Step Three: One-on-one interview
Unlike focus groups, we find one-on-one interviews generate better test results. Every test user is paired with a How Might We team member and is asked to complete a series of tasks.
While test users complete these tasks, we’re keenly observing, taking note of any problem areas or places where users get stuck. For example, test users might struggle to find the CHECKOUT button. In these instances, our team members ask guiding questions such as “What’s going on now?” or “Where to next?” to elicit more information about the user’s experience. These questions are not designed to frustrate the test user but rather to investigate tricky spots which may have been overlooked.
Step Four: Feedback
We offer feedback in two ways:
1) A formal debrief document laying out all the complications illuminated during testing. Paired with videos featuring the most impactful segments, this document highlights the most important findings, for which, we create precise, actionable recommendations for both for the short and long term, including possible sketches of the solutions.
This option is recommended for involving stakeholders who weren’t able to watch the tests or if you’re not in a position to make immediate changes and need a record of the findings.

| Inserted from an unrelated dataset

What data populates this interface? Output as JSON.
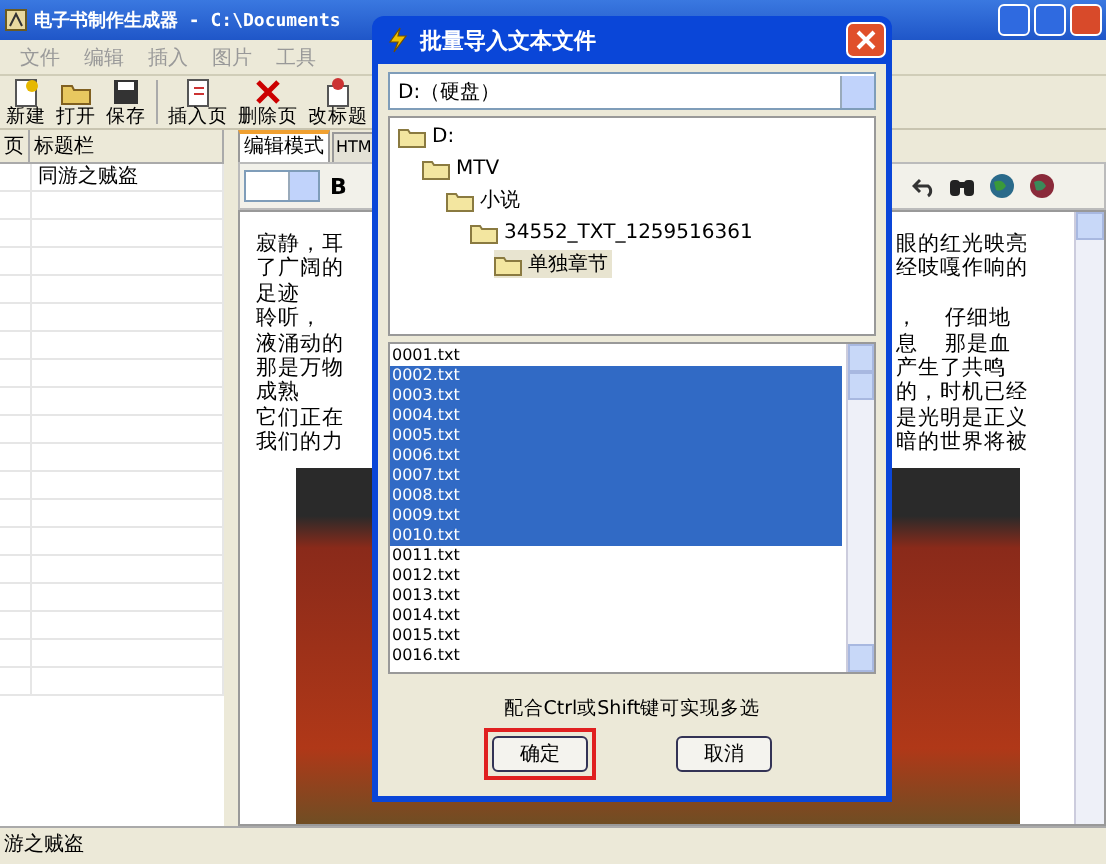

2) A workshop run immediately after usability testing has finished, or the following day. Working with the project team, we focus on the most pressing issues, coming up with quick wins to better the user experience. This option has a much faster turnaround time and closer involvement with your team.
We dedicate a lot of time to working with target customers in their own environments – conducting interviews, taking pictures, or just hanging out with them in an effort to understand the complexity of their behaviour. We take note of nuances in their daily tasks to uncover possible problem areas they might not even know exist. Watching what real customers do in their environment is the most rewarding form of research. This is called shadowing, or contextual research.
In cases where we’re not able to spend time with users in situ, we can still get their input through in-depth interviews or diary studies. Similar to a usability test, an in-depth interview seeks to understand user experience. Working within the system they work or live, in-depth interviews uncover users’ habits, issues and behaviours so when it comes to solving issues, we can focus on the right ones and tackle them in the best way.
A diary study runs over a few days and requires respondents to fill in a diary with tasks every day. For example, participants might note their experience every time they go to a petrol station or Google something on the internet. Diary studies help us tailor our in-depth interviews with the respondents after the study and provide a great base to explore users’ experience.
Depending on what you are trying to uncover, the access you have to your customers, and your timeline we can create a research study that works for you.